Still, natural or not, the hairy baby t-shirts have caused quite a stir among all who have seen them, an audience which now spans at least 4 states and 2 countries, thanks to the modeling efforts of Robin, Jodi, and Alexis. The best reactions are the simple ones, like from Jodi's kids at camp, whose jaws dropped as they ogled her shirt: "That's a HAIRY BABY." Because that's exactly what it is. I can see the shirts also coming in very handy as abstinence-promotion tools. Maybe we can sell them to public-school health classes and Christian fundamentalist camps across the country. The possibilities are truly mind-blowing, no? So keep the checks coming in, only $19.95 plus shipping. As seen on TV. Or at least the internet. I think I have a future in finance....

The other financial revelation I have had recently came about while perusing the prospectus for the mutual fund that will support me in my retirement.

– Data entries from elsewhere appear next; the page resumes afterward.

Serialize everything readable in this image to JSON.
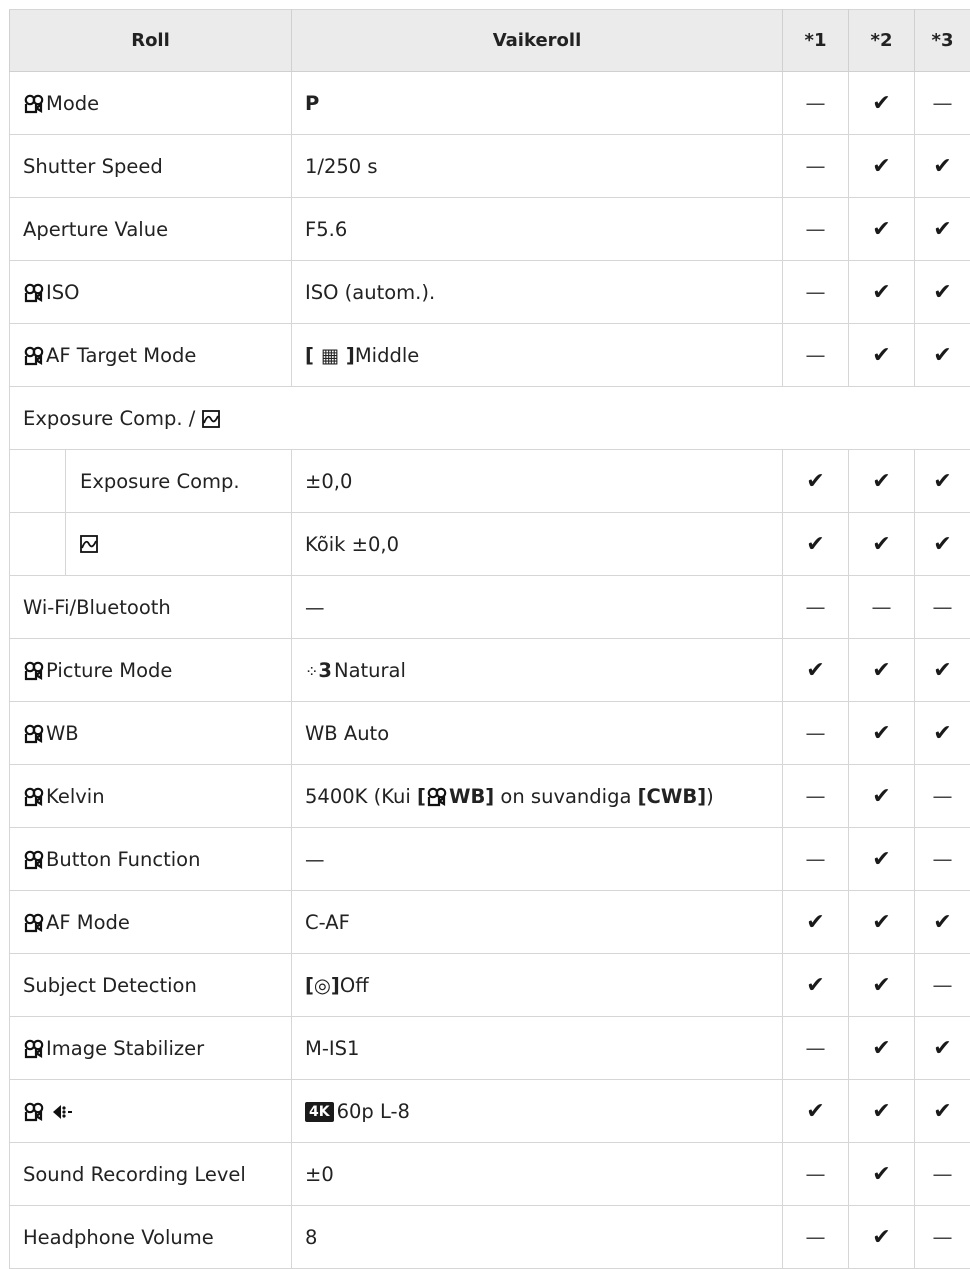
{
  "header": {
    "roll": "Roll",
    "default": "Vaikeroll",
    "c1": "*1",
    "c2": "*2",
    "c3": "*3"
  },
  "rows": [
    {
      "label": "Mode",
      "movie_icon": true,
      "value": "P",
      "c1": "—",
      "c2": "✔",
      "c3": "—"
    },
    {
      "label": "Shutter Speed",
      "value": "1/250 s",
      "c1": "—",
      "c2": "✔",
      "c3": "✔"
    },
    {
      "label": "Aperture Value",
      "value": "F5.6",
      "c1": "—",
      "c2": "✔",
      "c3": "✔"
    },
    {
      "label": "ISO",
      "movie_icon": true,
      "value": "ISO (autom.).",
      "c1": "—",
      "c2": "✔",
      "c3": "✔"
    },
    {
      "label": "AF Target Mode",
      "movie_icon": true,
      "value_prefix": "[ ▦ ]",
      "value": "Middle",
      "c1": "—",
      "c2": "✔",
      "c3": "✔"
    },
    {
      "label": "Exposure Comp. /",
      "group": true
    },
    {
      "label": "Exposure Comp.",
      "sub": true,
      "value": "±0,0",
      "c1": "✔",
      "c2": "✔",
      "c3": "✔"
    },
    {
      "label": "",
      "sub": true,
      "icon_only": "highlight-shadow-icon",
      "value": "Kõik ±0,0",
      "c1": "✔",
      "c2": "✔",
      "c3": "✔"
    },
    {
      "label": "Wi-Fi/Bluetooth",
      "value": "—",
      "c1": "—",
      "c2": "—",
      "c3": "—"
    },
    {
      "label": "Picture Mode",
      "movie_icon": true,
      "value_prefix": "3",
      "value": "Natural",
      "c1": "✔",
      "c2": "✔",
      "c3": "✔"
    },
    {
      "label": "WB",
      "movie_icon": true,
      "value": "WB Auto",
      "c1": "—",
      "c2": "✔",
      "c3": "✔"
    },
    {
      "label": "Kelvin",
      "movie_icon": true,
      "value_parts": [
        "5400K (Kui ",
        "[",
        "WB]",
        " on suvandiga ",
        "[CWB]",
        ")"
      ],
      "c1": "—",
      "c2": "✔",
      "c3": "—"
    },
    {
      "label": "Button Function",
      "movie_icon": true,
      "value": "—",
      "c1": "—",
      "c2": "✔",
      "c3": "—"
    },
    {
      "label": "AF Mode",
      "movie_icon": true,
      "value": "C-AF",
      "c1": "✔",
      "c2": "✔",
      "c3": "✔"
    },
    {
      "label": "Subject Detection",
      "value_prefix": "[◎]",
      "value": "Off",
      "c1": "✔",
      "c2": "✔",
      "c3": "—"
    },
    {
      "label": "Image Stabilizer",
      "movie_icon": true,
      "value": "M-IS1",
      "c1": "—",
      "c2": "✔",
      "c3": "✔"
    },
    {
      "label": "",
      "movie_icon": true,
      "icon_only": "image-quality-icon",
      "value_prefix": "4K",
      "value": "60p L-8",
      "c1": "✔",
      "c2": "✔",
      "c3": "✔"
    },
    {
      "label": "Sound Recording Level",
      "value": "±0",
      "c1": "—",
      "c2": "✔",
      "c3": "—"
    },
    {
      "label": "Headphone Volume",
      "value": "8",
      "c1": "—",
      "c2": "✔",
      "c3": "—"
    }
  ]
}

I have saved a grand total of about $3,000 to last me from age 65 onward. Oh, but don't worry, the Social Security Administration's got my back in case that's not enough. And I have the feeling that $3,000 is going to multiply exponentially given that there are over 6 billion people in the world to exploit and the U.S. Government and its favorite pet corporations have only gotten to maybe half of them so far. Let me explain.

So I'm looking at the prospectus for the "Cornerstone Strategy Fund," a name that holds just the appropriate amount of enigma for the average facile investor. I chose this fund because I was talking to the USAA mutual fund analyst and he said it was a good, stable choice with little-to-moderate risk, a variety of investments in a variety of companies, and great growth potential. How can you lose, right? I've had it for about two years, it grows steadily, I don't feel there's much risk involved, and so basically I'm getting exactly what was promised. So I'm reading the prospectus, which I have never done before, but after discovering that my grandmother has thriving stakeholdings in Monsanto (knowing only that she makes money off of them and probably totally unaware that it's blood money), I was a little worried about what I might find. As well I should have been. Because...drumroll...little old me, whose Facebook profile proclaims her to be "Very Liberal," who espouses progressivism, feminism, regime change, equality, love for one's fellow humans and planet, etc, has stock in the following companies:

Wal-Mart, the root of all evil
Halliburton (and about 50 other oil companies), the spawn of all evil
Lockheed-Martin, the perpetuators of evil
Procter & Gamble, the evil animal-testers
Altria and Loews (tobacco companies)/cancer manufacturers
Abercrombie & Fitch, sweatshoppers and damaging-advertising purveyors extraordinaire
A bunch of mining companies
A bunch of biotech, "healthcare," and pharmaceutical companies with sinister names like "Salix Pharaceuticals," "Viropharma, Inc.," "Immucor Corp.," and "Haemonetics Corp."

to name a few.

Now, I was listening to an interview with Dolly Parton in which she spoke of her songs as being like children to her, because they were going to support her in her old age. I think you see where I'm going with this. By this count, my children are Wal-Mart, Halliburton and friends. I now know what Shakespeare meant by "from forth the fatal loins...." I think I had better commit to abstinence before anything bad happens (o guide me, hairy baby). Or at least start looking for a green mutual fund. Or else in my next life, I might come back as a citizen of a third-world country at the mercy of my own evil children.